All you have to do is follow 1>2>3>4 as per below screenshot.

SCOM Network Discovery Failure 2

Now that I’ve done so, I’ve created a brand new network discovery rule for the second management server and let it run for the first time and wait. It did really worked and all I could see was the devices that are discovered with much joy.

SCOM Network Discovery Failure 4

Now looking back at the event log I could see the traces of a successful network discovery.

SCOM Network Discovery Failure 3 revised

Now let’s hear a big round of applause for Master Tao Yang the hero that saved my day.

Health Explorer missing in SCOM Console

During a recent adventure to SCOM world I’ve faced one of the strangest of issues.

I installed the SCOM console to a Windows 8 Professional x64 laptop for a customer and the console seems to be fully functional but right clicking any alert and selecting Open > Health Explorer didn’t seem to be working. Below are the steps that I immediately did to check the issue.

  • Installed the same console in a Windows 8.1 x64 PC and there was nothing wrong with it.
  • Checked whether the Operations Console UR was updated. On both PCs console has been upgraded with UR4 to match the UR version in Management Servers.
  • Checked the logs and found out nothing out of the ordinary.
  • Checked out the regular devil .NET Framework compatibility. According to MSFT SCOM supports below .NET versions.
System Center 2012 R2 component .NET 3.5 SP1 .NET 4 .NET 4.5 .NET 4.5.1
Operations Manager Management Server
Operations Manager Data Warehouse Management Server
Operations Manager Gateway Server
Operations Manager Web Console
Operations Manager Reporting Server
Operations Manager Operations Console

An MVP friend of mine Dieter Wijckmans suggested one important check that I missed.
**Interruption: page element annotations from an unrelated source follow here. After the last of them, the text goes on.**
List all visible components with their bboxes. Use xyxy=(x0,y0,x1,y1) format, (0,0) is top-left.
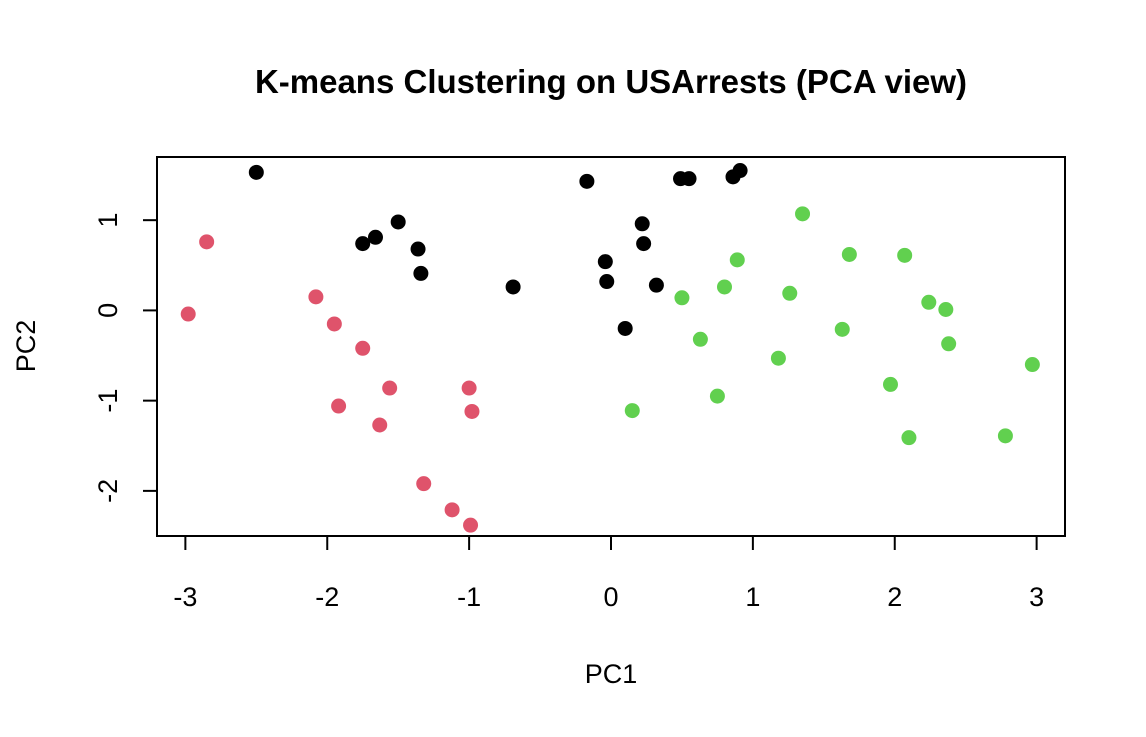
scatter-point-cluster-3 xyxy=(709,388,725,404)
scatter-point-cluster-3 xyxy=(997,428,1013,444)
scatter-point-cluster-2 xyxy=(463,517,479,533)
scatter-point-cluster-1 xyxy=(681,171,697,187)
scatter-point-cluster-1 xyxy=(390,214,406,230)
scatter-point-cluster-3 xyxy=(692,331,708,347)
scatter-point-cluster-3 xyxy=(921,294,937,310)
scatter-point-cluster-2 xyxy=(444,502,460,518)
scatter-point-cluster-3 xyxy=(834,321,850,337)
x-tick-label: -1 xyxy=(457,582,481,612)
scatter-point-cluster-1 xyxy=(413,265,429,281)
scatter-point-cluster-1 xyxy=(732,163,748,179)
scatter-point-cluster-1 xyxy=(636,236,652,252)
y-tick-label: 0 xyxy=(93,303,123,318)
y-tick-label: 1 xyxy=(93,213,123,228)
scatter-point-cluster-2 xyxy=(416,476,432,492)
chart-title: K-means Clustering on USArrests (PCA vie… xyxy=(255,63,967,100)
scatter-point-cluster-2 xyxy=(326,316,342,332)
scatter-point-cluster-2 xyxy=(382,380,398,396)
x-tick-label: 3 xyxy=(1029,582,1044,612)
scatter-point-cluster-2 xyxy=(308,289,324,305)
scatter-point-cluster-1 xyxy=(579,173,595,189)
scatter-point-cluster-3 xyxy=(674,290,690,306)
y-axis-label: PC2 xyxy=(11,320,41,373)
scatter-point-cluster-3 xyxy=(795,206,811,222)
scatter-point-cluster-1 xyxy=(367,229,383,245)
x-axis-label: PC1 xyxy=(585,659,638,689)
scatter-point-cluster-1 xyxy=(410,241,426,257)
scatter-point-cluster-2 xyxy=(355,340,371,356)
scatter-point-cluster-2 xyxy=(199,234,215,250)
scatter-point-cluster-3 xyxy=(897,247,913,263)
scatter-point-cluster-1 xyxy=(597,254,613,270)
scatter-point-cluster-1 xyxy=(505,279,521,295)
x-tick-label: 2 xyxy=(887,582,902,612)
scatter-point-cluster-2 xyxy=(372,417,388,433)
x-tick-label: 1 xyxy=(745,582,760,612)
scatter-point-cluster-1 xyxy=(355,236,371,252)
x-tick-label: -3 xyxy=(173,582,197,612)
scatter-point-cluster-1 xyxy=(599,274,615,290)
scatter-point-cluster-3 xyxy=(938,302,954,318)
scatter-point-cluster-3 xyxy=(882,376,898,392)
scatter-point-cluster-2 xyxy=(180,306,196,322)
scatter-point-cluster-3 xyxy=(941,336,957,352)
scatter-point-cluster-3 xyxy=(1024,357,1040,373)
scatter-point-cluster-1 xyxy=(617,320,633,336)
scatter-point-cluster-2 xyxy=(464,403,480,419)
scatter-point-cluster-2 xyxy=(331,398,347,414)
y-axis: -2 -1 0 1 xyxy=(93,213,158,503)
x-tick-label: -2 xyxy=(315,582,339,612)
scatter-point-cluster-3 xyxy=(770,350,786,366)
y-tick-label: -2 xyxy=(93,479,123,503)
x-tick-label: 0 xyxy=(603,582,618,612)
scatter-point-cluster-3 xyxy=(901,430,917,446)
plot-frame xyxy=(156,156,1066,537)
scatter-point-cluster-3 xyxy=(717,279,732,295)
scatter-point-cluster-3 xyxy=(782,285,798,301)
x-axis: -3 -2 -1 0 1 2 3 xyxy=(173,535,1044,612)
scatter-point-cluster-1 xyxy=(248,164,264,180)
scatter-point-cluster-3 xyxy=(624,403,640,419)
scatter-point-cluster-1 xyxy=(648,277,664,293)
scatter-point-cluster-3 xyxy=(729,252,745,268)
y-tick-label: -1 xyxy=(93,389,123,413)
data-points xyxy=(180,163,1040,533)
scatter-point-cluster-3 xyxy=(841,246,857,262)
scatter-point-cluster-1 xyxy=(634,216,650,232)
scatter-point-cluster-2 xyxy=(461,380,477,396)
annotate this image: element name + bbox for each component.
Clearing the SCOM console cache

You can always clear the OpsMgr cache if things go awol in the console. To do that enter below in a Run window.

“C:\Program Files\Microsoft System Center 2012 R2\Operations Manager\Console\Microsoft.EnterpriseManagement.Monitoring.Console.exe” /clearcache

The /clearcache option will clear the cache and re-opens the SCOM console.

This small step saved many hours of troubleshooting for me.